Twelve-year-old Kendric Cromer became the first person in the world with sickle cell disease to begin a commercially approved gene therapy that may offer a potential cure for the condition. The treatment, authorized by the FDA, holds promise for the estimated 20,000 people in the U.S. with sickle cell disease, most of whom are Black. Sickle cell disease is a genetic disorder that causes debilitating pain and other medical issues. Kendric, a solemn and shy adolescent, had his life interrupted by episodes of excruciating pain preventing him from enjoying everyday activities. However, with the start of his gene therapy treatment, he now has hope for a normal and pain-free life.
The gene therapy process involves removing bone marrow stem cells from the patient, genetically modifying them in a specialized lab, and then reintroducing them back into the patient. This intricate process is time-consuming, with the company estimating that only 85 to 105 patients can be treated each year due to the complexity and limited capacity of medical centers to handle gene therapy patients. Patients require expert and intensive care during the treatment process, which includes staying in the hospital for a month post-treatment. Kendric started his treatment at Children’s National Hospital in Washington, with the hope that gene therapy will improve his quality of life.
Kendric’s journey towards a cure began with the collection of his bone marrow stem cells, which were genetically modified to correct the mutated hemoglobin gene causing his sickle cell disease. The modified cells will be returned to Kendric three months later, with the aim of providing him with healthy red blood cells that do not turn into fragile crescent shapes that can become trapped in blood vessels and organs. Despite the grueling process and the high cost of the gene therapy, Kendric’s family and many other families affected by sickle cell disease are hopeful for relief from the debilitating symptoms and complications of the condition.
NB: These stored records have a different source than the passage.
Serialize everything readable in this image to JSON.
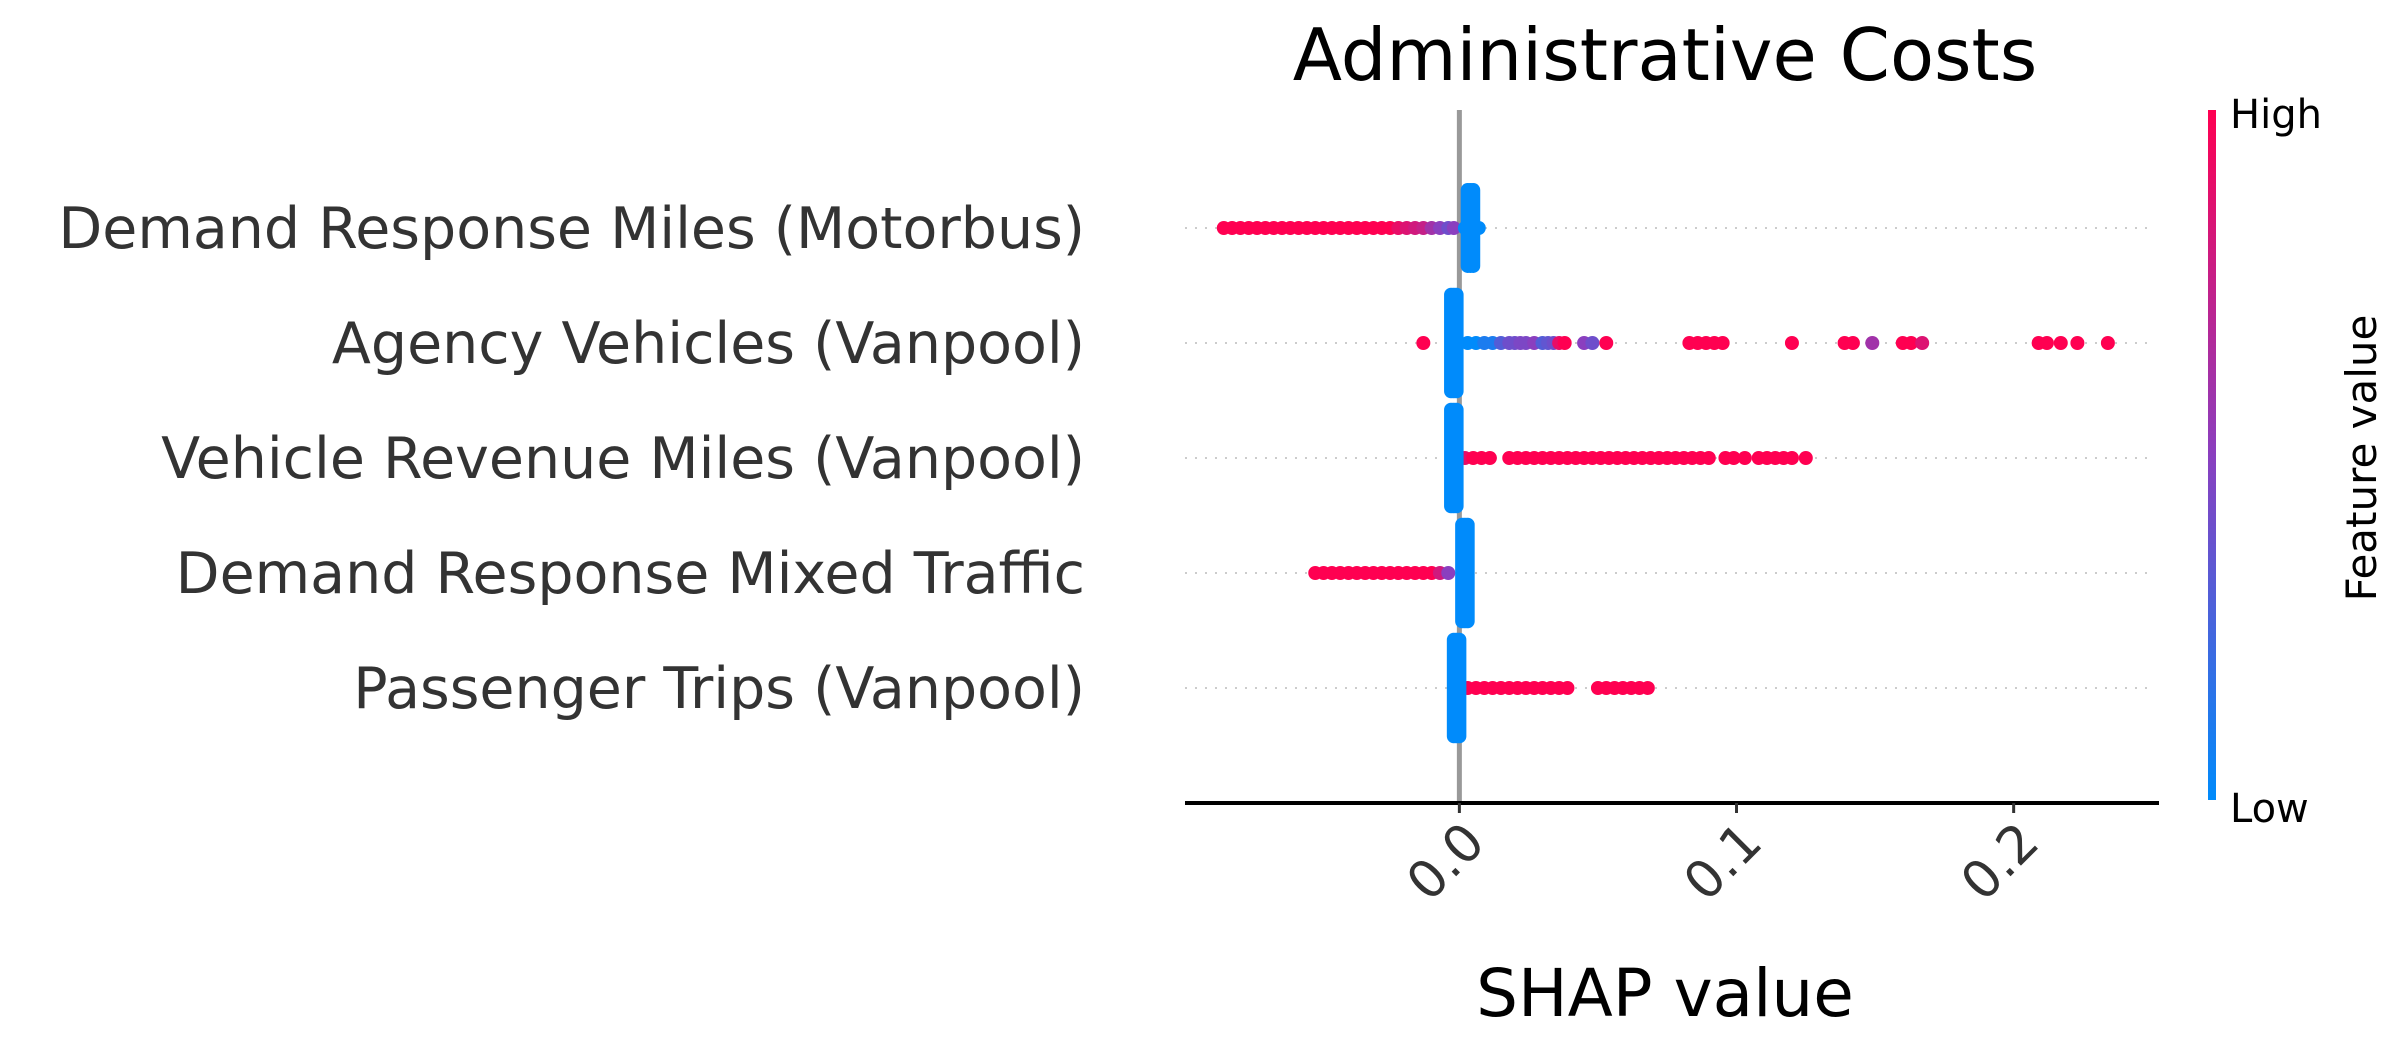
{
  "chart_data": {
    "type": "scatter",
    "title": "Administrative Costs",
    "xlabel": "SHAP value",
    "ylabel": "",
    "xlim": [
      -0.099,
      0.251
    ],
    "xticks": [
      0.0,
      0.1,
      0.2
    ],
    "xtick_labels": [
      "0.0",
      "0.1",
      "0.2"
    ],
    "zero_line": 0.0,
    "grid": false,
    "colorbar": {
      "label": "Feature value",
      "high_label": "High",
      "low_label": "Low",
      "low_color": "#008bfb",
      "mid_color": "#8a3fbf",
      "high_color": "#ff0051"
    },
    "features": [
      {
        "name": "Demand Response Miles (Motorbus)",
        "points": [
          {
            "x": -0.085,
            "v": 1.0
          },
          {
            "x": -0.082,
            "v": 1.0
          },
          {
            "x": -0.079,
            "v": 1.0
          },
          {
            "x": -0.076,
            "v": 1.0
          },
          {
            "x": -0.073,
            "v": 1.0
          },
          {
            "x": -0.07,
            "v": 1.0
          },
          {
            "x": -0.067,
            "v": 1.0
          },
          {
            "x": -0.064,
            "v": 1.0
          },
          {
            "x": -0.061,
            "v": 1.0
          },
          {
            "x": -0.058,
            "v": 1.0
          },
          {
            "x": -0.055,
            "v": 1.0
          },
          {
            "x": -0.052,
            "v": 1.0
          },
          {
            "x": -0.049,
            "v": 1.0
          },
          {
            "x": -0.046,
            "v": 1.0
          },
          {
            "x": -0.043,
            "v": 1.0
          },
          {
            "x": -0.04,
            "v": 1.0
          },
          {
            "x": -0.037,
            "v": 1.0
          },
          {
            "x": -0.034,
            "v": 1.0
          },
          {
            "x": -0.031,
            "v": 1.0
          },
          {
            "x": -0.028,
            "v": 1.0
          },
          {
            "x": -0.025,
            "v": 1.0
          },
          {
            "x": -0.022,
            "v": 0.9
          },
          {
            "x": -0.019,
            "v": 0.85
          },
          {
            "x": -0.016,
            "v": 0.8
          },
          {
            "x": -0.013,
            "v": 0.75
          },
          {
            "x": -0.01,
            "v": 0.6
          },
          {
            "x": -0.007,
            "v": 0.5
          },
          {
            "x": -0.004,
            "v": 0.4
          },
          {
            "x": -0.002,
            "v": 0.5
          },
          {
            "x": 0.002,
            "v": 0.0
          },
          {
            "x": 0.003,
            "v": 0.0
          },
          {
            "x": 0.004,
            "v": 0.0
          },
          {
            "x": 0.005,
            "v": 0.0
          },
          {
            "x": 0.006,
            "v": 0.0
          },
          {
            "x": 0.007,
            "v": 0.0
          }
        ],
        "stack": [
          {
            "x": 0.003,
            "v": 0.0,
            "half_width": 0.33
          },
          {
            "x": 0.004,
            "v": 0.0,
            "half_width": 0.33
          },
          {
            "x": 0.005,
            "v": 0.0,
            "half_width": 0.33
          }
        ]
      },
      {
        "name": "Agency Vehicles (Vanpool)",
        "points": [
          {
            "x": -0.013,
            "v": 1.0
          },
          {
            "x": 0.003,
            "v": 0.0
          },
          {
            "x": 0.006,
            "v": 0.0
          },
          {
            "x": 0.009,
            "v": 0.1
          },
          {
            "x": 0.012,
            "v": 0.1
          },
          {
            "x": 0.015,
            "v": 0.3
          },
          {
            "x": 0.018,
            "v": 0.4
          },
          {
            "x": 0.02,
            "v": 0.4
          },
          {
            "x": 0.022,
            "v": 0.45
          },
          {
            "x": 0.024,
            "v": 0.45
          },
          {
            "x": 0.027,
            "v": 0.5
          },
          {
            "x": 0.03,
            "v": 0.3
          },
          {
            "x": 0.032,
            "v": 0.35
          },
          {
            "x": 0.034,
            "v": 0.4
          },
          {
            "x": 0.036,
            "v": 0.9
          },
          {
            "x": 0.038,
            "v": 1.0
          },
          {
            "x": 0.045,
            "v": 0.5
          },
          {
            "x": 0.048,
            "v": 0.4
          },
          {
            "x": 0.053,
            "v": 1.0
          },
          {
            "x": 0.083,
            "v": 1.0
          },
          {
            "x": 0.086,
            "v": 1.0
          },
          {
            "x": 0.089,
            "v": 1.0
          },
          {
            "x": 0.092,
            "v": 1.0
          },
          {
            "x": 0.095,
            "v": 1.0
          },
          {
            "x": 0.12,
            "v": 1.0
          },
          {
            "x": 0.139,
            "v": 1.0
          },
          {
            "x": 0.142,
            "v": 1.0
          },
          {
            "x": 0.149,
            "v": 0.6
          },
          {
            "x": 0.16,
            "v": 1.0
          },
          {
            "x": 0.163,
            "v": 1.0
          },
          {
            "x": 0.167,
            "v": 0.85
          },
          {
            "x": 0.209,
            "v": 1.0
          },
          {
            "x": 0.212,
            "v": 1.0
          },
          {
            "x": 0.217,
            "v": 1.0
          },
          {
            "x": 0.223,
            "v": 1.0
          },
          {
            "x": 0.234,
            "v": 1.0
          }
        ],
        "stack": [
          {
            "x": -0.003,
            "v": 0.0,
            "half_width": 0.42
          },
          {
            "x": -0.002,
            "v": 0.0,
            "half_width": 0.42
          },
          {
            "x": -0.001,
            "v": 0.0,
            "half_width": 0.42
          }
        ]
      },
      {
        "name": "Vehicle Revenue Miles (Vanpool)",
        "points": [
          {
            "x": 0.002,
            "v": 0.9
          },
          {
            "x": 0.005,
            "v": 1.0
          },
          {
            "x": 0.008,
            "v": 1.0
          },
          {
            "x": 0.011,
            "v": 1.0
          },
          {
            "x": 0.018,
            "v": 1.0
          },
          {
            "x": 0.021,
            "v": 1.0
          },
          {
            "x": 0.024,
            "v": 1.0
          },
          {
            "x": 0.027,
            "v": 1.0
          },
          {
            "x": 0.03,
            "v": 1.0
          },
          {
            "x": 0.033,
            "v": 1.0
          },
          {
            "x": 0.036,
            "v": 1.0
          },
          {
            "x": 0.039,
            "v": 1.0
          },
          {
            "x": 0.042,
            "v": 1.0
          },
          {
            "x": 0.045,
            "v": 1.0
          },
          {
            "x": 0.048,
            "v": 1.0
          },
          {
            "x": 0.051,
            "v": 1.0
          },
          {
            "x": 0.054,
            "v": 1.0
          },
          {
            "x": 0.057,
            "v": 1.0
          },
          {
            "x": 0.06,
            "v": 1.0
          },
          {
            "x": 0.063,
            "v": 1.0
          },
          {
            "x": 0.066,
            "v": 1.0
          },
          {
            "x": 0.069,
            "v": 1.0
          },
          {
            "x": 0.072,
            "v": 1.0
          },
          {
            "x": 0.075,
            "v": 1.0
          },
          {
            "x": 0.078,
            "v": 1.0
          },
          {
            "x": 0.081,
            "v": 1.0
          },
          {
            "x": 0.084,
            "v": 1.0
          },
          {
            "x": 0.087,
            "v": 1.0
          },
          {
            "x": 0.09,
            "v": 1.0
          },
          {
            "x": 0.096,
            "v": 1.0
          },
          {
            "x": 0.099,
            "v": 1.0
          },
          {
            "x": 0.103,
            "v": 1.0
          },
          {
            "x": 0.108,
            "v": 1.0
          },
          {
            "x": 0.111,
            "v": 1.0
          },
          {
            "x": 0.114,
            "v": 1.0
          },
          {
            "x": 0.117,
            "v": 1.0
          },
          {
            "x": 0.12,
            "v": 1.0
          },
          {
            "x": 0.125,
            "v": 1.0
          }
        ],
        "stack": [
          {
            "x": -0.003,
            "v": 0.0,
            "half_width": 0.42
          },
          {
            "x": -0.002,
            "v": 0.0,
            "half_width": 0.42
          },
          {
            "x": -0.001,
            "v": 0.0,
            "half_width": 0.42
          }
        ]
      },
      {
        "name": "Demand Response Mixed Traffic",
        "points": [
          {
            "x": -0.052,
            "v": 1.0
          },
          {
            "x": -0.049,
            "v": 1.0
          },
          {
            "x": -0.046,
            "v": 1.0
          },
          {
            "x": -0.043,
            "v": 1.0
          },
          {
            "x": -0.04,
            "v": 1.0
          },
          {
            "x": -0.037,
            "v": 1.0
          },
          {
            "x": -0.034,
            "v": 1.0
          },
          {
            "x": -0.031,
            "v": 1.0
          },
          {
            "x": -0.028,
            "v": 1.0
          },
          {
            "x": -0.025,
            "v": 1.0
          },
          {
            "x": -0.022,
            "v": 1.0
          },
          {
            "x": -0.019,
            "v": 1.0
          },
          {
            "x": -0.016,
            "v": 1.0
          },
          {
            "x": -0.013,
            "v": 1.0
          },
          {
            "x": -0.01,
            "v": 1.0
          },
          {
            "x": -0.007,
            "v": 0.8
          },
          {
            "x": -0.004,
            "v": 0.5
          }
        ],
        "stack": [
          {
            "x": 0.001,
            "v": 0.0,
            "half_width": 0.42
          },
          {
            "x": 0.002,
            "v": 0.0,
            "half_width": 0.42
          },
          {
            "x": 0.003,
            "v": 0.0,
            "half_width": 0.42
          }
        ]
      },
      {
        "name": "Passenger Trips (Vanpool)",
        "points": [
          {
            "x": 0.003,
            "v": 1.0
          },
          {
            "x": 0.006,
            "v": 1.0
          },
          {
            "x": 0.009,
            "v": 1.0
          },
          {
            "x": 0.012,
            "v": 1.0
          },
          {
            "x": 0.015,
            "v": 1.0
          },
          {
            "x": 0.018,
            "v": 1.0
          },
          {
            "x": 0.021,
            "v": 1.0
          },
          {
            "x": 0.024,
            "v": 1.0
          },
          {
            "x": 0.027,
            "v": 1.0
          },
          {
            "x": 0.03,
            "v": 1.0
          },
          {
            "x": 0.033,
            "v": 1.0
          },
          {
            "x": 0.036,
            "v": 1.0
          },
          {
            "x": 0.039,
            "v": 1.0
          },
          {
            "x": 0.05,
            "v": 1.0
          },
          {
            "x": 0.053,
            "v": 1.0
          },
          {
            "x": 0.056,
            "v": 1.0
          },
          {
            "x": 0.059,
            "v": 1.0
          },
          {
            "x": 0.062,
            "v": 1.0
          },
          {
            "x": 0.065,
            "v": 1.0
          },
          {
            "x": 0.068,
            "v": 1.0
          }
        ],
        "stack": [
          {
            "x": -0.002,
            "v": 0.0,
            "half_width": 0.42
          },
          {
            "x": -0.001,
            "v": 0.0,
            "half_width": 0.42
          },
          {
            "x": 0.0,
            "v": 0.0,
            "half_width": 0.42
          }
        ]
      }
    ]
  }
}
Kendric’s parents, Deborah and Keith, were devastated when they found out that he had sickle cell disease. The family had to cope with frequent E.R. visits, pain crises, and severe complications, including avascular necrosis in Kendric’s hips, back, and shoulders. However, they never left his side, providing unwavering support and care throughout his medical journey. Despite the challenges, Kendric always maintained good grades in school and aspires to become a geneticist and play basketball once his treatment is complete. With the gene therapy now underway, the Cromer family is hopeful for a brighter future for Kendric without the constant pain and limitations imposed by sickle cell disease.
The high cost of gene therapy, estimated at $3.1 million, poses a financial burden to families like the Cromers, despite insurance approval for the treatment. Medical centers have waiting lists of eligible patients hoping for relief from the disease’s debilitating symptoms, including strokes, organ damage, bone damage, and shortened lifespans. Kendric’s eligibility for treatment was based on the severity of his condition and the prompt approval from his insurance provider. While the road to a cure is challenging and uncertain, the Cromers remain optimistic about the potential benefits of gene therapy for Kendric’s quality of life and future aspirations.
Kendric’s gene therapy journey offers hope not only for him but for the thousands of individuals with sickle cell disease in the U.S. The commercial approval of gene therapy treatments represents a significant advancement in the management of genetic disorders, providing potential cures for conditions that were once considered untreatable. As Kendric undergoes his treatment at Children’s National Hospital, his story serves as a beacon of hope for others affected by sickle cell disease, showcasing the possibilities of modern medical advancements in offering relief and a chance at a normal life for those living with genetic disorders. Despite the challenges that lie ahead, Kendric’s determination and perseverance in seeking a cure inspire others to remain hopeful for breakthroughs in treating genetic diseases and improving the lives of patients worldwide.